The 2012–13 season saw Naoupu play fewer games in total, but put in several strong performances. He played 14 games in the 2012–13 Pro12, starting all but one, and scoring four tries. Over the course of the season, Naoupu faced competition from Academy graduate Eoin McKeon for the number 8 position. In the 2012–13 Heineken Cup, he started two games and came on as a replacement in another. In January 2013, it was announced that Naoupu had been offered a contract extension on the back of his good form, agreeing a deal to stay with Connacht until the end of the 2014–15 season.

In the following season, Naoupu was again vying with McKeon for the starting position on the team. Naoupu started the first two games of the 2013–14 Pro12 against Zebre and Cardiff Blues, and was used as a replacement in the next two. The 2013–14 Heineken Cup saw Naoupu start in half of Connacht's games and come on as a replacement in the other three. He scored his first ever European try on 19 October 2013 against Zebre. Naoupu suffered an injury in February 2014 however, which ruled him out for the rest of the season and he ended up making a total of 14 league appearances, with just six of these coming as starts.

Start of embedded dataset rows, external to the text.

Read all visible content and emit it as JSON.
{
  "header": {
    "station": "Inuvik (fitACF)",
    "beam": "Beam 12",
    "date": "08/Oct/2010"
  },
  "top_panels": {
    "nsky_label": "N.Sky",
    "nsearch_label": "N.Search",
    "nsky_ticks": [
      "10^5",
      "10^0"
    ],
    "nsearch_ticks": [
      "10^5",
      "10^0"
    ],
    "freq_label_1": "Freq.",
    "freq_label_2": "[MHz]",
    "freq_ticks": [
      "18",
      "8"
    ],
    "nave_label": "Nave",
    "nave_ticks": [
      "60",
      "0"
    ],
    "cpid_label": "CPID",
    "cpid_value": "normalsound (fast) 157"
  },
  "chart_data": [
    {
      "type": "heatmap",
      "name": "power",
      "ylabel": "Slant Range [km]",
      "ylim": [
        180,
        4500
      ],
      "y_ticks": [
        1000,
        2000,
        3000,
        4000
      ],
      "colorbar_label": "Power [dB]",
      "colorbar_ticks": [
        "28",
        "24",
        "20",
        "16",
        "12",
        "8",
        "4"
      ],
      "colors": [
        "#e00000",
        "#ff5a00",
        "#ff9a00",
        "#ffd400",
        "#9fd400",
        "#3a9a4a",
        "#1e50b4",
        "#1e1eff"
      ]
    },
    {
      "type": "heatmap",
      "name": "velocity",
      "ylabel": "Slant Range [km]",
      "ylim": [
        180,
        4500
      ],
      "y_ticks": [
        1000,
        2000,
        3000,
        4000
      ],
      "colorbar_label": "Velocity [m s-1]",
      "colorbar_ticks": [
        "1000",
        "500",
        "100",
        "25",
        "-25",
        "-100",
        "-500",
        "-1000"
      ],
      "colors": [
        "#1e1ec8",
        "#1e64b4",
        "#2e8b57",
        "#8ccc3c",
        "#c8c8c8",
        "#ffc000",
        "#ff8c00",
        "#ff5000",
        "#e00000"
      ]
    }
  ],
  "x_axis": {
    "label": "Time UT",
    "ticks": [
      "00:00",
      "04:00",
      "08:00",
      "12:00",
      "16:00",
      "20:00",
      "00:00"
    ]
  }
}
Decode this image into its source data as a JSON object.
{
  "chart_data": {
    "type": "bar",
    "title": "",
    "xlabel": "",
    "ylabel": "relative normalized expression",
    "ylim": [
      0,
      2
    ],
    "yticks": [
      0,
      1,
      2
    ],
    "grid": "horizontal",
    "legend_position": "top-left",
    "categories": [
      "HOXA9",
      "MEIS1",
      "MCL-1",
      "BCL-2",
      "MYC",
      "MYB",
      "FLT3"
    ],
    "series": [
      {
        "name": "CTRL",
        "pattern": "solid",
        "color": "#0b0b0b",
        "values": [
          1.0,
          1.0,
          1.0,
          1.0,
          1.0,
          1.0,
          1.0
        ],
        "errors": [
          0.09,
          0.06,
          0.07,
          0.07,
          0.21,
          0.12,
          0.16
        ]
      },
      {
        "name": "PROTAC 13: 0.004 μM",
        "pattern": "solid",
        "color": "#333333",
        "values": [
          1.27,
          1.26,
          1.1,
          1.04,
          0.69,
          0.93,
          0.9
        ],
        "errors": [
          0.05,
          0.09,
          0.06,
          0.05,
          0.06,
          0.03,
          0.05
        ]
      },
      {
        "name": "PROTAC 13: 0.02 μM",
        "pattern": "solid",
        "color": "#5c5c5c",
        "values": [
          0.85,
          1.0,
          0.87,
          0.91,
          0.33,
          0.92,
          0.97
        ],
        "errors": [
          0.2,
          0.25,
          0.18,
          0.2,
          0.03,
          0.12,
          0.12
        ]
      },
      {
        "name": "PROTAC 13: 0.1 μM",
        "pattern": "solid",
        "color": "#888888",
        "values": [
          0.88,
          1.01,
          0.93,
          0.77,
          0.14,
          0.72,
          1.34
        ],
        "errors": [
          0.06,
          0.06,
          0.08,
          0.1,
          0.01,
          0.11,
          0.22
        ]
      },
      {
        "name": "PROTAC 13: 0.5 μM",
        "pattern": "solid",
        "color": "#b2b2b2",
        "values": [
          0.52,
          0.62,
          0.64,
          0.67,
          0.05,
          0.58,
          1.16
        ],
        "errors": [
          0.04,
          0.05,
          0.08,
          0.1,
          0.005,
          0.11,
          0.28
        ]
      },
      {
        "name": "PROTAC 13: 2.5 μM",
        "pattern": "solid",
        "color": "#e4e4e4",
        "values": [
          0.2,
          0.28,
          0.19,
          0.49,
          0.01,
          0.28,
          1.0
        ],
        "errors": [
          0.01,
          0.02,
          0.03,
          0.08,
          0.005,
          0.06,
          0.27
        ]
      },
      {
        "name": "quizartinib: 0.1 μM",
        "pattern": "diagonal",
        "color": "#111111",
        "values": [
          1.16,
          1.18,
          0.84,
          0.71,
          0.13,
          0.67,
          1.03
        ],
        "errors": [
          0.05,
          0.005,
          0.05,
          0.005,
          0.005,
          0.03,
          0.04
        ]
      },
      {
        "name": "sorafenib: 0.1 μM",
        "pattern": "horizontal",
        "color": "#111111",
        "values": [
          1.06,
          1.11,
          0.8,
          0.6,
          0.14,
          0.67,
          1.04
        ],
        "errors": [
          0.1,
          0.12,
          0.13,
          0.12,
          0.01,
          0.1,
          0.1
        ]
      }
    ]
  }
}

==Retirement from Professional Rugby==
Naoupu announced his retirement from professional rugby in July 2017. Naoupu joined the amateur club, Wicklow RFC, as player/coach for the 2017–18 season .

==International==
Naoupu represented New Zealand at both schools and under 19 level. Naoupu has also played for his country in rugby sevens, meaning he cannot qualify for through residency as he is committed to New Zealand under IRB regulations.